One concrete example: the controversy regarding homosexuality, viz. same-sex marriage and ordination of homosexuals as rabbis, which recently rocked Conservative Judaism both here and in the United States, is closely related to the widely-accepted assumption that homosexual orientation is in some sense predetermined, involuntary, and thus not subject to free will in any meaningful sense. Yet in the hundreds of pages of discussion by the best minds of the Conservative movement (at least those major positions that I have read), the issue of free-will vs. determinism is barely mentioned, even though shogeg karuv la-anus, the exemption from liability of one who acts through error tantamount to external compulsion, might have served as a more plausible basis for a permissive position, rather than the dubious heter by Dorff et al. for non-penetrative erotic acts, based on a rather cavalier disregard of Rabbinic and, per Rambam, even Torah prohibitions (but more on that another time).

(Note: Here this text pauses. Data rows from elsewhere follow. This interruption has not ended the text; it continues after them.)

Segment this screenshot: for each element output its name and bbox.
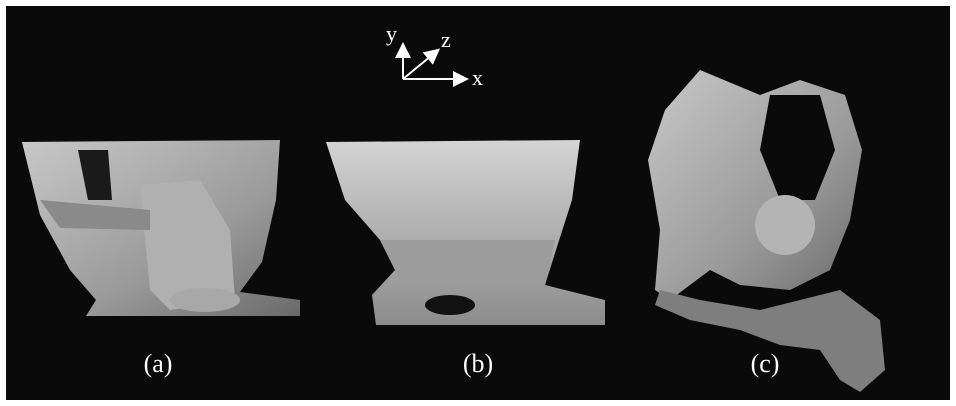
- panel-caption: (a): [144, 349, 173, 378]
- panel-caption: (b): [463, 349, 493, 378]
- figure: y z x (a) (b) (c): [0, 0, 956, 406]
- axis-label: x: [472, 65, 483, 90]
- axis-label: z: [441, 27, 451, 52]
- axis-label: y: [386, 21, 397, 46]
- panel-caption: (c): [751, 349, 780, 378]
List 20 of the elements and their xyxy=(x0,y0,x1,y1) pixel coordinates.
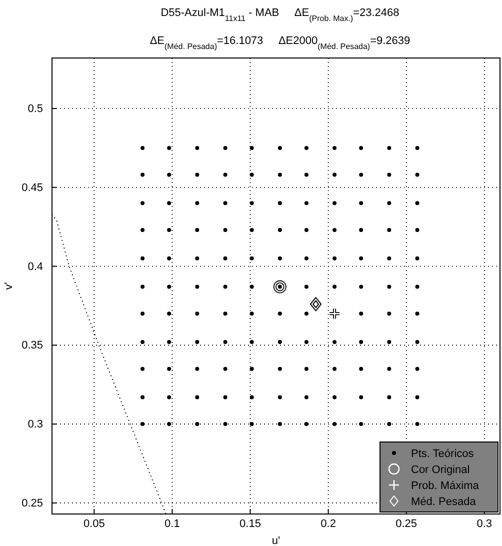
legend-label: Pts. Teóricos xyxy=(411,448,474,460)
x-tick-label: 0.3 xyxy=(476,518,492,530)
x-tick-label: 0.1 xyxy=(164,518,180,530)
chart-title: D55-Azul-M1$_{11x11}$ - MAB ΔE$_{(Prob. Max.)}$=23.2468 xyxy=(160,7,400,22)
y-tick-label: 0.45 xyxy=(22,182,43,194)
y-axis-title: v' xyxy=(3,282,15,290)
y-tick-label: 0.5 xyxy=(28,103,43,116)
y-tick-label: 0.35 xyxy=(22,340,43,352)
legend-label: Cor Original xyxy=(411,464,470,476)
chart-subtitle: ΔE$_{(Méd. Pesada)}$=16.1073 ΔE2000$_{(Méd. Pesada)}$=9.2639 xyxy=(150,35,410,50)
legend-label: Prob. Máxima xyxy=(411,480,480,492)
x-tick-label: 0.25 xyxy=(396,518,418,530)
x-tick-label: 0.15 xyxy=(240,518,261,530)
y-tick-label: 0.3 xyxy=(28,418,43,431)
x-tick-label: 0.2 xyxy=(320,518,336,530)
y-tick-label: 0.25 xyxy=(22,497,43,510)
x-tick-label: 0.05 xyxy=(83,518,105,530)
x-axis-title: u' xyxy=(272,535,280,546)
legend-label: Méd. Pesada xyxy=(411,496,477,508)
y-tick-label: 0.4 xyxy=(28,260,43,273)
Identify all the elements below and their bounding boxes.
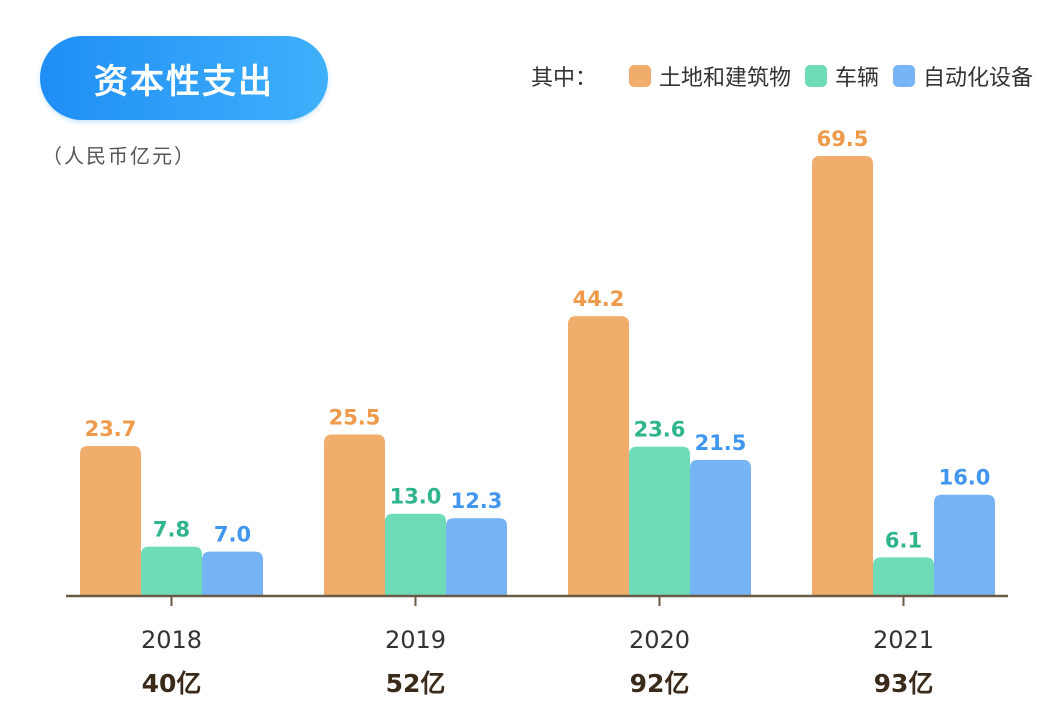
legend-item-vehicles: 车辆 xyxy=(804,60,879,92)
data-label-2019-vehicles: 13.0 xyxy=(390,485,442,509)
total-label-2018: 40亿 xyxy=(142,669,202,698)
data-label-2021-vehicles: 6.1 xyxy=(885,528,922,552)
data-label-2021-automation: 16.0 xyxy=(939,466,991,490)
x-tick-label-2020: 2020 xyxy=(629,626,690,654)
legend: 其中： 土地和建筑物 车辆 自动化设备 xyxy=(531,60,1033,92)
data-label-2020-automation: 21.5 xyxy=(695,431,747,455)
bar-2018-vehicles xyxy=(141,546,202,596)
bar-2021-vehicles xyxy=(873,557,934,596)
data-label-2020-land-buildings: 44.2 xyxy=(573,287,625,311)
legend-label-vehicles: 车辆 xyxy=(834,66,879,91)
data-label-2019-automation: 12.3 xyxy=(451,489,503,513)
data-label-2021-land-buildings: 69.5 xyxy=(817,127,869,151)
data-label-2019-land-buildings: 25.5 xyxy=(329,406,381,430)
total-label-2021: 93亿 xyxy=(874,669,934,698)
legend-label-land-buildings: 土地和建筑物 xyxy=(658,66,791,91)
x-tick-label-2021: 2021 xyxy=(873,626,934,654)
legend-swatch-vehicles xyxy=(804,65,827,87)
data-label-2018-automation: 7.0 xyxy=(214,523,251,547)
data-label-2020-vehicles: 23.6 xyxy=(634,418,686,442)
bar-2020-land-buildings xyxy=(568,316,629,596)
legend-swatch-automation xyxy=(892,65,915,87)
legend-prefix: 其中： xyxy=(530,66,597,91)
bar-2019-land-buildings xyxy=(324,434,385,596)
unit-label: （人民币亿元） xyxy=(42,144,196,168)
legend-swatch-land-buildings xyxy=(628,65,651,87)
total-label-2020: 92亿 xyxy=(630,669,690,698)
x-tick-label-2019: 2019 xyxy=(385,626,446,654)
bar-2020-automation xyxy=(690,459,751,596)
bar-2018-automation xyxy=(202,551,263,596)
bar-2021-land-buildings xyxy=(812,156,873,596)
legend-item-automation: 自动化设备 xyxy=(892,60,1033,92)
legend-label-automation: 自动化设备 xyxy=(922,66,1033,91)
data-label-2018-land-buildings: 23.7 xyxy=(85,417,137,441)
chart-title: 资本性支出 xyxy=(94,61,274,102)
title-pill: 资本性支出 xyxy=(40,36,328,120)
bar-2019-vehicles xyxy=(385,513,446,596)
x-tick-label-2018: 2018 xyxy=(141,626,202,654)
bar-2018-land-buildings xyxy=(80,445,141,596)
bar-2019-automation xyxy=(446,518,507,596)
bar-2021-automation xyxy=(934,494,995,596)
total-label-2019: 52亿 xyxy=(386,669,446,698)
bar-2020-vehicles xyxy=(629,446,690,596)
legend-item-land-buildings: 土地和建筑物 xyxy=(628,60,791,92)
data-label-2018-vehicles: 7.8 xyxy=(153,518,190,542)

It seems to me that the issue of how to deal with people who seem to be forced by their genetic makeup to behave in ways forbidden by the Torah is a basic one, with far-reaching theological implications, deserving of serious discussion.

The second issue raised by the Izhbitzer, invoked by the image of all Israel dancing in a circle, is that of democracy, of the innate equality of all human beings. There is hardly need to elaborate upon the fact that this is a basic element of the contemporary cultural mood or mentalité; the post-modern reluctance to make any unequivocal moral, aesthetic, spiritual or other value judgments may be traced to the feeling that “Who am I to say that my opinion is truer than that of anyone else?” This is diametrically opposed to the traditional view of Judaism, which accepts the obvious differences between human beings in terms of intelligence, learning, talents and abilities of various sorts, and even moral sensibility. Moses is seen as the true teacher and prophet, the exclusive conduit for conveying the divine Torah to Israel, and as the paradigm for the authority of Sages in later generations. And yet, as the Izhbitzer observes, in the End of Days all will be equal in their direct experiencing of the immanent God. Korah’s “only” error was in “jumping the gun.”

I will conclude, very briefly, with a comment on the haftarah. What is implied by the choice of this particular reading (1 Sam 11:14-12:22)? On the face of it, it seems diametrically opposed to the message of the Korah story. Rather than the “populist” tendencies of Korah, here the people had practically begged Samuel to appoint a king, a centralized, authoritarian leader, “like all the other nations” (8:5)—to which Samuel is adamantly opposed, reminding them here that “the Lord your God [alone!] is your king” (12:12). Perhaps this haftarah was chosen for precisely that reason: that they must not give up on the messianic, utopian vision in which all stand directly before God as king; that the ideal of an egalitarian society, expressed davka through the mouth of Korah , is not a bad thing per se.